ルーバーの隙間は適度に視線を透過させるため、防犯上の死角をなくし、植栽のための風通しを確保してくれます。夜になれば、道路側へ住まいの営みの灯りをそっと漏らしてくれる、そんな佇まいとなったのではないかと思います。
建物自体は、1階・2階ともにコアを中心に据えたシンプルな構成です。 南東と北西に配置した両端の壁を、屋内から屋外へ延長させることで、視線が外へと伸び、実際の畳数以上の広さを感じられる仕組みとしました。
この延長する壁の一方に寄り添うように階段を配置したのですが、この階段も壁の延長を妨げないように壁と離した配置として計画しています。(毎回ですが、これが苦労しますが出来上がると良いです。)
その階段を挟んで1階と2階に、クロスするようにそれぞれの書斎を設けています。
二つの書斎は、物理的な位置はすぐそばにありますが、家の中を歩く動線上はもっとも遠い場所にあります。「見えている距離」と「歩く距離」が大きく異なるこの感覚は、住まいの中に不思議な奥行きを与えてくれているのではないかと、設計者として勝手に思っています。
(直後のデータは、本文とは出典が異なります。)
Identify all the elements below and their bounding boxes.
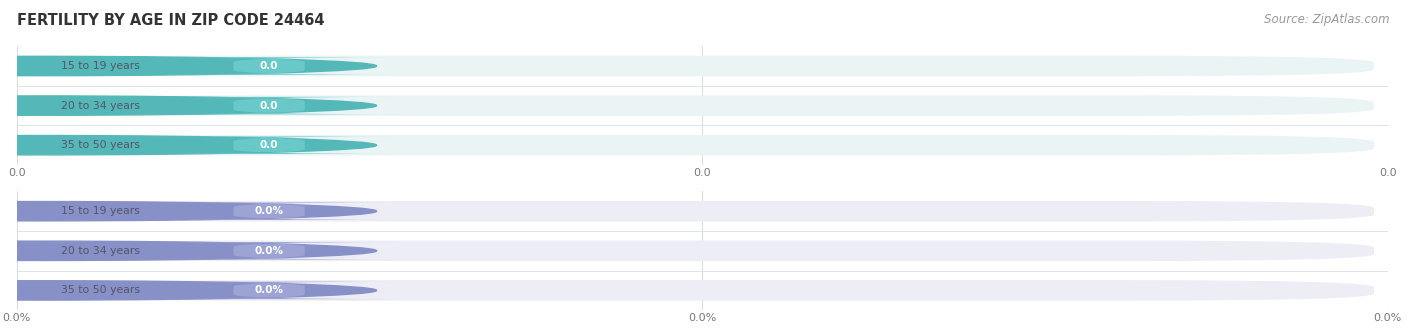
- FancyBboxPatch shape: [31, 56, 1374, 76]
- FancyBboxPatch shape: [24, 242, 305, 260]
- Text: 0.0%: 0.0%: [254, 206, 284, 216]
- Text: Source: ZipAtlas.com: Source: ZipAtlas.com: [1264, 13, 1389, 26]
- Circle shape: [0, 136, 377, 155]
- Text: 20 to 34 years: 20 to 34 years: [60, 246, 139, 256]
- Text: 0.0: 0.0: [260, 61, 278, 71]
- Text: FERTILITY BY AGE IN ZIP CODE 24464: FERTILITY BY AGE IN ZIP CODE 24464: [17, 13, 325, 28]
- Circle shape: [0, 56, 377, 76]
- Text: 0.0%: 0.0%: [254, 246, 284, 256]
- FancyBboxPatch shape: [24, 57, 305, 75]
- Circle shape: [0, 96, 377, 115]
- FancyBboxPatch shape: [31, 241, 1374, 261]
- FancyBboxPatch shape: [141, 242, 398, 260]
- Circle shape: [0, 241, 377, 260]
- Circle shape: [0, 281, 377, 300]
- FancyBboxPatch shape: [24, 136, 305, 154]
- FancyBboxPatch shape: [141, 57, 398, 75]
- Text: 0.0: 0.0: [260, 101, 278, 111]
- Text: 0.0: 0.0: [260, 140, 278, 150]
- Text: 35 to 50 years: 35 to 50 years: [60, 285, 139, 295]
- Text: 35 to 50 years: 35 to 50 years: [60, 140, 139, 150]
- FancyBboxPatch shape: [31, 201, 1374, 221]
- Circle shape: [0, 202, 377, 221]
- Text: 0.0%: 0.0%: [254, 285, 284, 295]
- FancyBboxPatch shape: [24, 281, 305, 299]
- FancyBboxPatch shape: [141, 202, 398, 220]
- FancyBboxPatch shape: [31, 95, 1374, 116]
- FancyBboxPatch shape: [24, 97, 305, 115]
- FancyBboxPatch shape: [24, 202, 305, 220]
- Text: 15 to 19 years: 15 to 19 years: [60, 61, 139, 71]
- FancyBboxPatch shape: [31, 280, 1374, 301]
- Text: 15 to 19 years: 15 to 19 years: [60, 206, 139, 216]
- FancyBboxPatch shape: [141, 97, 398, 115]
- FancyBboxPatch shape: [141, 136, 398, 154]
- FancyBboxPatch shape: [31, 135, 1374, 155]
- FancyBboxPatch shape: [141, 281, 398, 299]
- Text: 20 to 34 years: 20 to 34 years: [60, 101, 139, 111]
抜け感のある通りが良い間取りですが、実はほとんど廊下がなく、ほぼ全ての通路エリアは通路以外の機能が与えられ、面積を無駄なく利用しています。
私の建築ではよく用いるルーバーですが、今回は建物の表裏に配することで、周囲の視線から守られた安心感のあるコートハウスになったのではないかと思います。